Of course, I really was the only one in the room last night.
“Well, now. That’s interesting. I didn’t know.” I can almost see Miss Cordelia’s mind churning with the idea of who all she can tell. Maybe she is trying to figure out who she can tell first.
“I’m also babysitting a parakeet,” I add hopefully, admitting to myself that I sound desperate.
Miss Cordelia waves that information off like it means nothing. “Leo Lipinski. All right. I’ll keep that in mind, and I’ll be in touch with you. We can definitely use this to our advantage and the advantage of Whisker Hollow in general.”
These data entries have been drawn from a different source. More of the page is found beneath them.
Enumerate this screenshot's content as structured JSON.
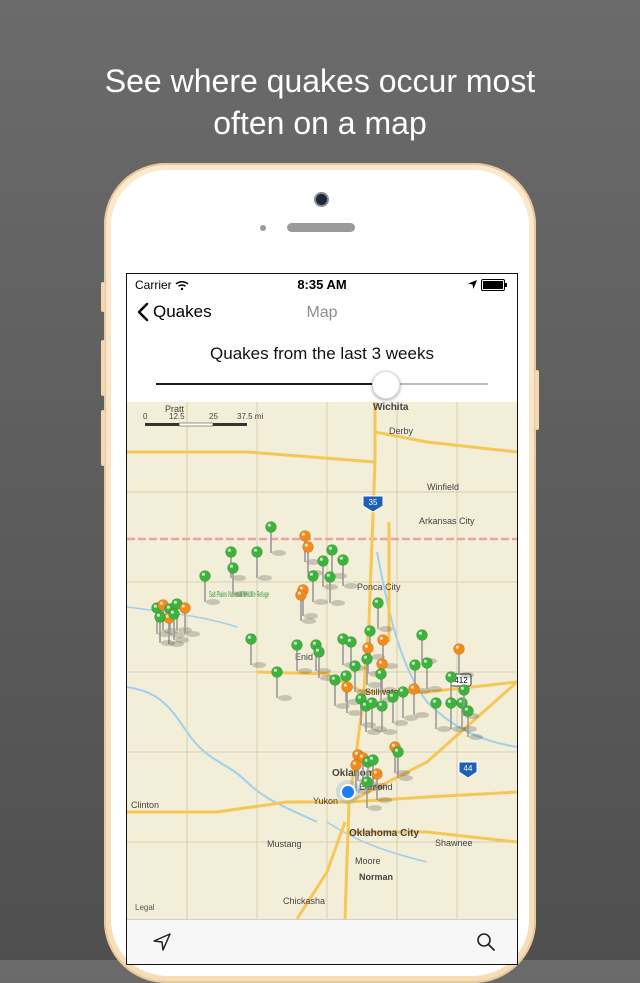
{
  "promo": {
    "headline_line1": "See where quakes occur most",
    "headline_line2": "often on a map"
  },
  "status_bar": {
    "carrier": "Carrier",
    "time": "8:35 AM"
  },
  "nav": {
    "back_label": "Quakes",
    "title": "Map"
  },
  "filter": {
    "label": "Quakes from the last 3 weeks",
    "slider_value_fraction": 0.69
  },
  "map": {
    "scale_labels": [
      "0",
      "12.5",
      "25",
      "37.5 mi"
    ],
    "legal": "Legal",
    "places": [
      {
        "name": "Wichita"
      },
      {
        "name": "Pratt"
      },
      {
        "name": "Derby"
      },
      {
        "name": "Winfield"
      },
      {
        "name": "Arkansas City"
      },
      {
        "name": "Ponca City"
      },
      {
        "name": "Salt Plains National Wildlife Refuge"
      },
      {
        "name": "Enid"
      },
      {
        "name": "Stillwater"
      },
      {
        "name": "Oklahoma"
      },
      {
        "name": "Edmond"
      },
      {
        "name": "Yukon"
      },
      {
        "name": "Oklahoma City"
      },
      {
        "name": "Clinton"
      },
      {
        "name": "Mustang"
      },
      {
        "name": "Moore"
      },
      {
        "name": "Norman"
      },
      {
        "name": "Shawnee"
      },
      {
        "name": "Chickasha"
      }
    ],
    "shields": [
      "35",
      "412",
      "44"
    ],
    "pin_colors": {
      "green": "#3db23d",
      "orange": "#f28a1c"
    }
  },
  "toolbar": {
    "location_icon": "location-arrow-icon",
    "search_icon": "search-icon"
  }
}
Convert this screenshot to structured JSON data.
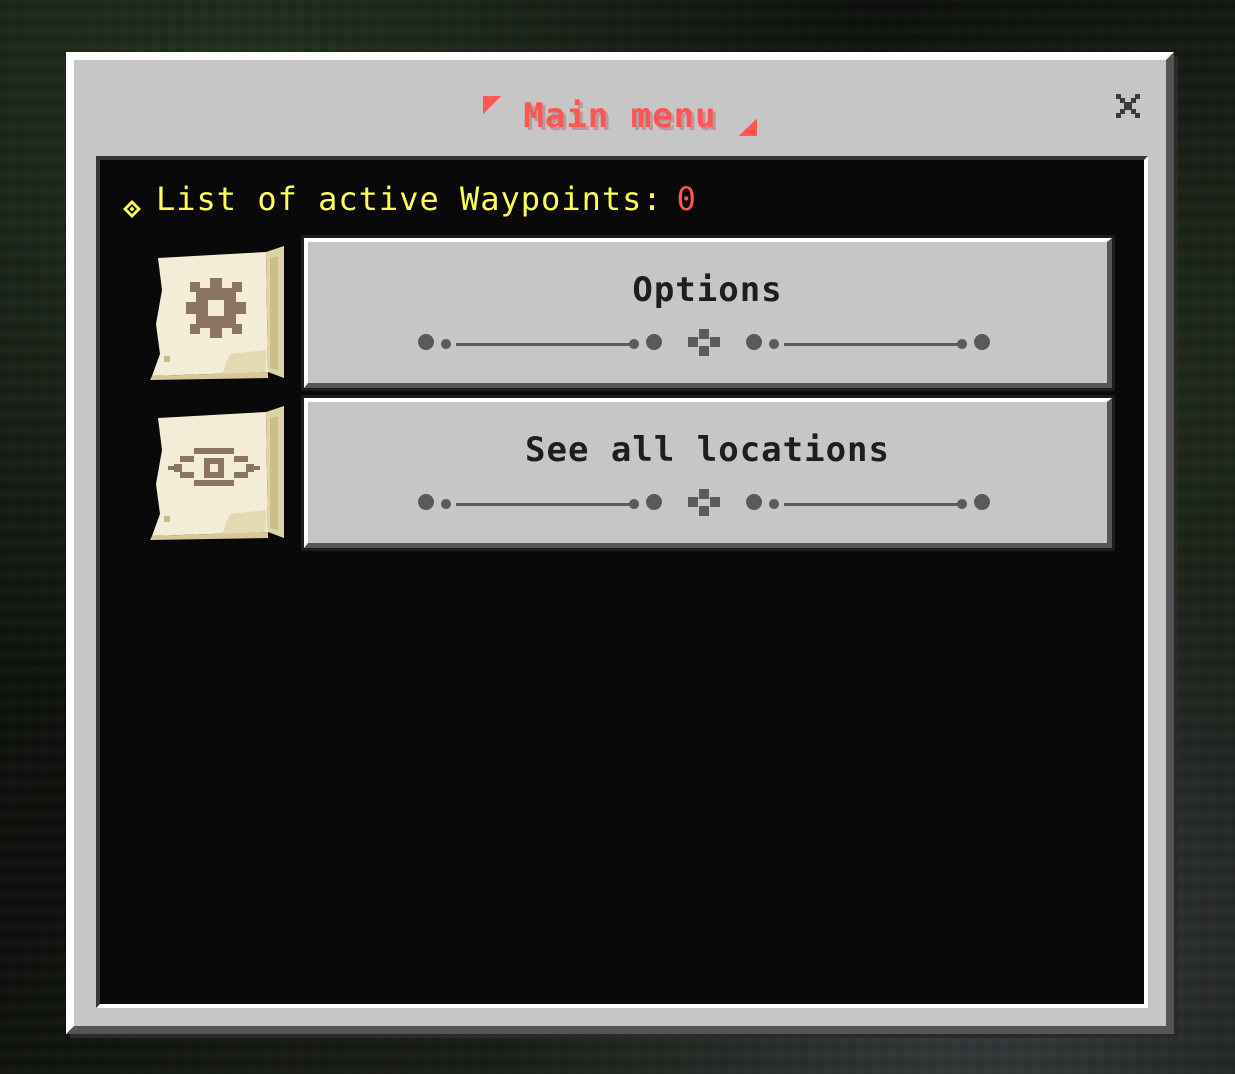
{
  "window": {
    "title": "Main menu"
  },
  "waypoints": {
    "label": "List of active Waypoints:",
    "count": "0"
  },
  "menu": {
    "items": [
      {
        "label": "Options",
        "icon": "gear-scroll-icon"
      },
      {
        "label": "See all locations",
        "icon": "eye-scroll-icon"
      }
    ]
  },
  "colors": {
    "title": "#ff5555",
    "waypoints_label": "#ffff55",
    "waypoints_count": "#ff5555",
    "panel_bg": "#090909",
    "button_bg": "#c6c6c6"
  }
}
I blink. What in the world?
She waves her hand at me again, a little peon about to be dismissed. “Go on. You have a shop to run. Although, no body parts.”
I let my lips pull back, but it couldn’t even be termed a smirk. It smarts to just be shoved aside. Not that I mind being in Leo’s shadow. Everyone is in Leo’s shadow. It is that big.
But liking and dreaming about a man like Leo is one thing, actually having those dreams become reality is something completely different, and Miss Cordelia just reminded me of the impossibility of anything happening between Leo and me.
I will have to be content with his offer of friendship, which was, come to think of it, rather generous of him.